“substantial monetary policy stimulus remains essential to ensure the continued build-up of domestic price pressures over the medium term.” So says Sig Draghi in yesterday’s release of the ECB’s 2018 annual report and so much for any doubt that the ending of the asset purchase programme (AAP) in December would actually herald a return to honest financing and monetary tightening.
With the ECB already clocking up balance sheet ‘assets’ of €4.7tn (and some pretty dodgy ones at that) which represents a whopping 40% of eurozone GDP, it makes the developing conflict between France and Germany on the shape of future ‘integration’ all the more pertinent. Pertinent, because it relates to who is ‘wearing’ these liabilities. For years, the Germans have been sweet-talked into believing the EU is not a transfer union and that the Spanish and Greeks will be made to pay back the loans extended to them to buy German cars, or risk the fate of countries such as Sri Lanka when it fell into the Chinese debt trap and lost some ports. For the super-state integrationalist Mr Macron however, all this will be subsumed by fiscal union, which will inevitably result in the very transfer union that Germans have been promised wouldn’t happen. By then however, it will be too late and as the French might say “tant pis”.
While this denouement will await the EU once past the distractions of Brexit, it is worth reminding ourselves of the distortions of the current ‘leger de main’ is creating to bond markets. Facing a budget deficit of approx $1 trillion pa, the new Fed chairman Powell seems to be bottling out on the monetary tightening path bequeathed him by Yellen, to the immediate delight of bond and equity investors. The gap in yield expectations however, between US and Euro bond yields is a daunting one and not one that will be sustainable without a return to US QE, which given the scale of the ongoing debt crisis and potential risk of a run on the US dollar does not seems to be a viable option. Instead, the model being pursued by Trump relies more heavily on stimulating growth from tax reductions and funded by a combination of repatriated cash, tariffs and increased private sector investment and employment. For the export dependent and fiscally disparate Eurozone though, these options are not available, with the ECB having to continue relying on monetary stimulus, albeit increasingly looking like pushing on the proverbial piece of string. Or to mix ones metaphors, “when all you’ve got is a hammer, everything looks like a nail”.
Underlying this dangerous disparity in global bond yields is the growing divergence in central bank monetary policies. It ought to be no surprise then to see an inverse relationship between central bank asset purchases and their respective gaps in bond yields therefore. Without the market distortions of central banks buying their own ‘shit’, yields soon normalise.

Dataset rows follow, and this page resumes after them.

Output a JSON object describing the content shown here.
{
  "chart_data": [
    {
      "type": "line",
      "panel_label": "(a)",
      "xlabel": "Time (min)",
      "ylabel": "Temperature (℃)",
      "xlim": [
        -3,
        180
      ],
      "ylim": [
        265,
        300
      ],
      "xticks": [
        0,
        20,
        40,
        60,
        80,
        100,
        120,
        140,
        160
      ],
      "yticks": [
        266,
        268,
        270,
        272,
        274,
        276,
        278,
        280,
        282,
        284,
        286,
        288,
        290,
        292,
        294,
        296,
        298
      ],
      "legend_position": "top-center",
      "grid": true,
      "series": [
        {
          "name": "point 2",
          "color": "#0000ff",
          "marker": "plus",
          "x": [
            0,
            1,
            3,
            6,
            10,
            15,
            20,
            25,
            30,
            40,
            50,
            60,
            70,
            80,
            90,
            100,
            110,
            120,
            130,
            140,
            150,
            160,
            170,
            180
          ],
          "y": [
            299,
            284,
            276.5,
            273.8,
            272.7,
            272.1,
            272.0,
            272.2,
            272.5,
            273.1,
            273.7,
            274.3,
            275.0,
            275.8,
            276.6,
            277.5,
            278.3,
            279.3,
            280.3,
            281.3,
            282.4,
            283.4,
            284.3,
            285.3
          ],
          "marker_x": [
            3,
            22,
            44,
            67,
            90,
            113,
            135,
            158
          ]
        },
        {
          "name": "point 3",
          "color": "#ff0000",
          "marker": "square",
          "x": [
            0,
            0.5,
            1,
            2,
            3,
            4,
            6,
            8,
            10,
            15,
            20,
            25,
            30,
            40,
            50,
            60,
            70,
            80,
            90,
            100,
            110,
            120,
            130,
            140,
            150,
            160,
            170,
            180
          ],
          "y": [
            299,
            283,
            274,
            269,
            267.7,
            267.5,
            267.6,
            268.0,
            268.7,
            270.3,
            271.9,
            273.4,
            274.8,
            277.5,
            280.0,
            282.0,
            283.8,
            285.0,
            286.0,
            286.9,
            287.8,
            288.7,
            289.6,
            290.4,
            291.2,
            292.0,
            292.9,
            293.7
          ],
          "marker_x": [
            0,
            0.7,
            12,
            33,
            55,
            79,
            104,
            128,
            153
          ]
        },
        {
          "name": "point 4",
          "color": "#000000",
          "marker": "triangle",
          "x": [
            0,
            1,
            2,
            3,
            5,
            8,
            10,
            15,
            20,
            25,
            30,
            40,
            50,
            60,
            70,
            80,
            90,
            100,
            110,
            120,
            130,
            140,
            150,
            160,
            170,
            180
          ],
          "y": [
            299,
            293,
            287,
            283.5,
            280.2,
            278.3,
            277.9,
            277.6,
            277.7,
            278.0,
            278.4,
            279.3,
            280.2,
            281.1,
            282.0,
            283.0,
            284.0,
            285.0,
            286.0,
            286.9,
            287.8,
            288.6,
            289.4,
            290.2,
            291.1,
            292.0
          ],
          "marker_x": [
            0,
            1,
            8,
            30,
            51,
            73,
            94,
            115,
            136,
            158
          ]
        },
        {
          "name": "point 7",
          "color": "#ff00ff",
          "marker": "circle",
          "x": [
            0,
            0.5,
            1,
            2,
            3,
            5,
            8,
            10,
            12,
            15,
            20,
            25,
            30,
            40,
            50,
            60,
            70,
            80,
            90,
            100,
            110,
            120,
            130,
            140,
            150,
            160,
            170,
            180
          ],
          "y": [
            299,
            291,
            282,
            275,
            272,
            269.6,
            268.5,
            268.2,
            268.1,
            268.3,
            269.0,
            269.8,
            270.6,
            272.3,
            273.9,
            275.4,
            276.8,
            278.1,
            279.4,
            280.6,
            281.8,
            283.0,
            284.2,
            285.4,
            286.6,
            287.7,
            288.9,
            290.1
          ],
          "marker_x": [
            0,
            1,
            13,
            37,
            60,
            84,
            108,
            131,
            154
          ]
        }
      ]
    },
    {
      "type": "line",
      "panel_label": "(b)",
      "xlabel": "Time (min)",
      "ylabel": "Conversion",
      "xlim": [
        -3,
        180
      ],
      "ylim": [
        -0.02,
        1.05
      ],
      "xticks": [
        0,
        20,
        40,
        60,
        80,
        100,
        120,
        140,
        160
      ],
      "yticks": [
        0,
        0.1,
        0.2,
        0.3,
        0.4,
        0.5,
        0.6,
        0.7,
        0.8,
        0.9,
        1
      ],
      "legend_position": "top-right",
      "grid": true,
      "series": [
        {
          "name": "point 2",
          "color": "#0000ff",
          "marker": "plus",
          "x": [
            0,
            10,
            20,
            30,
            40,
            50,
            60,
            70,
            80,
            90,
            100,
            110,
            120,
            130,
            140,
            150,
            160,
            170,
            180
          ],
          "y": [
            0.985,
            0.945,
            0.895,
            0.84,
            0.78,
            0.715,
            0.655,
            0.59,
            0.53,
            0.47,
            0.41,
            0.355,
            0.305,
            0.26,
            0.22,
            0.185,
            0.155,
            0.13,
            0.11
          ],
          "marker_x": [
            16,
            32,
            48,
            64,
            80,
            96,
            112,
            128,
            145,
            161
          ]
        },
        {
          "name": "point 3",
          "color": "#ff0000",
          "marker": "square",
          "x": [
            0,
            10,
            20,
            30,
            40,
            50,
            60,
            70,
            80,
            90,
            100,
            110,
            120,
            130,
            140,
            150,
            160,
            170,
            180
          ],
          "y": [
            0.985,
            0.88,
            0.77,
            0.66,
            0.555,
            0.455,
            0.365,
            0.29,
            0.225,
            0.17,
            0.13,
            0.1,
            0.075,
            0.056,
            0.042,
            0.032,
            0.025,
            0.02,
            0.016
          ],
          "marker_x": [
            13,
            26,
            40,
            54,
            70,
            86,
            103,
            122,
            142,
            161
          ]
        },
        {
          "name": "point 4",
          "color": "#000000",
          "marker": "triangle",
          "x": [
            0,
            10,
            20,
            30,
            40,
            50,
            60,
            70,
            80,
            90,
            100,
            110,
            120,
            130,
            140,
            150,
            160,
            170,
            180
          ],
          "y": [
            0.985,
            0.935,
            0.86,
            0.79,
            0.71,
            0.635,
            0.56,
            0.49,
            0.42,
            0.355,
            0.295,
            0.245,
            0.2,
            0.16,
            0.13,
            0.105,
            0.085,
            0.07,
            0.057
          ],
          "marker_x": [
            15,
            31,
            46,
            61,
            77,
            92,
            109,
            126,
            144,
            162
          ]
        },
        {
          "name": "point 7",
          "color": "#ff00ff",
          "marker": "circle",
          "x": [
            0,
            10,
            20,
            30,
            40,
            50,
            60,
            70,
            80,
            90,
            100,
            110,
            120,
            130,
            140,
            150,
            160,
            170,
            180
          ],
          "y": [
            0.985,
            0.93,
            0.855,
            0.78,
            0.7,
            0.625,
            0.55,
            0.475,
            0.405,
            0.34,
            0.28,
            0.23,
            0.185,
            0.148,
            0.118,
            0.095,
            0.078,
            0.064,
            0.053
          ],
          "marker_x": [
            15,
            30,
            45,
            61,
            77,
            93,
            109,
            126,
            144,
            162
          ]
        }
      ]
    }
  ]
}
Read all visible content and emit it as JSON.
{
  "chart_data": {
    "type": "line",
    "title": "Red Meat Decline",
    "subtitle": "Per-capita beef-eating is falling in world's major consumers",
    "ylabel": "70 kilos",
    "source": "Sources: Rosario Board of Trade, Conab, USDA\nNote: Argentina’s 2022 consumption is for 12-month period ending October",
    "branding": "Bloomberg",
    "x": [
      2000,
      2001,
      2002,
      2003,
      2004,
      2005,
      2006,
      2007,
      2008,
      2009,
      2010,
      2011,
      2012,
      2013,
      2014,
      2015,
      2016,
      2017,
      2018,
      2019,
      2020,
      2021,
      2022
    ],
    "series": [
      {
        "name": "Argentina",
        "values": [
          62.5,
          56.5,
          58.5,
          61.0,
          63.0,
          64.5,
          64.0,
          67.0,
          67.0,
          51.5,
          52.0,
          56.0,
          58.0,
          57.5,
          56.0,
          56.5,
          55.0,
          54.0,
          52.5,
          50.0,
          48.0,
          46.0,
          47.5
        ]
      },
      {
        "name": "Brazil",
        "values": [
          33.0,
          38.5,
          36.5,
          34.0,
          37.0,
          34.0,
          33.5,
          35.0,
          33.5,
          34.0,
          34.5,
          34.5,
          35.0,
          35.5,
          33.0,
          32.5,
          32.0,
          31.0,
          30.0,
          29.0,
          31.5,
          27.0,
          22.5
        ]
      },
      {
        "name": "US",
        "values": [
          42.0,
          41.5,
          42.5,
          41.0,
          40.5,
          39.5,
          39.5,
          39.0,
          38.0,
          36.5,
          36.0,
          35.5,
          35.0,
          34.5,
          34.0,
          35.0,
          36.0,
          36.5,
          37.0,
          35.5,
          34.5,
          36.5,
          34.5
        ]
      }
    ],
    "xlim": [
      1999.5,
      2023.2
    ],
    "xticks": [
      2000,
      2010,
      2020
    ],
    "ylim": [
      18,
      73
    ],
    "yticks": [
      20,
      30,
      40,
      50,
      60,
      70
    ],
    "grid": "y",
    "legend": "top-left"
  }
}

While the US with is current policy shift to lower tax and higher internal investment (including tariffs) is helping it to manage this transition, these options currently are not available to Sig Draghi, hence his softening tone and talking up further monetary stimulus to offset the slowing global growth outlook, which in part has been a consequence of the US’s very attempts to normalise monetary policy.
While the EU likes to portray itself as a beacon of economic performance, the foundations are built on sand, which is perhaps why Britain’s exit is being used as a catalyst by integrationalists such President Macro to push for fiscal and therefore full political union. Without the cover of a loose US monetary policy, it is difficult to see how much further the ECB can sustain even modest Eurozone consumption growth when the ECB’s balance sheet has already ballooned to almost €5 trillion. As a proportion of the Eurozone 19, that equates to a staggering 40% of GDP, or double that of the current US Fed position. With a sub +2% Eurozone GDP growth last year, it is also worth remembering that the ECB increased its holdings of Euro denominated securities by approx +€239bn in 2018, which is also equivalent to over +2% of GDP. While the sub-normal interest rates were no doubt much appreciated by over-spending governments and consumers one wonders for how much longer the currency can withstand the more attractive yields and economic growth outlook from the US. Increasingly, the ECB is becoming the buyer of last, and sometimes only, resort to keep this party going. None of the options on getting out of this mess look particularly palatable; raise rates and risk a recession that could break apart the EU project, or carry on with the funny money and risk the same, but via a currency crisis and calls for exchange controls. Fiscal and political union is the inevitable end-game, but then we’re back to the issue of whether this will wash with Germany, that has been content with the benefits of dominating the EU, but has so far been sold the story that this new Reich doesn’t come at a cost; that being a transfer union. Hopefully this time the Brits will just let France and Germany sort it out among themselves.
Perhaps the US/Chinese tariff spat will be resolved soon and we return to a panglossian world of economic growth and no one cares about debt to income ratios hitting 300% across much of the developed economies because central banks such as the ECB can sustain negative interest rates forever. For the rest of us however, one might want to ruminate on the flattening yield curve which has been a scarily accurate harbinger of economic doom.
Recession followed the flattening yield curve in 2000 and again in 2007, so do you think 2019 will be third time lucky? “Well do ya?”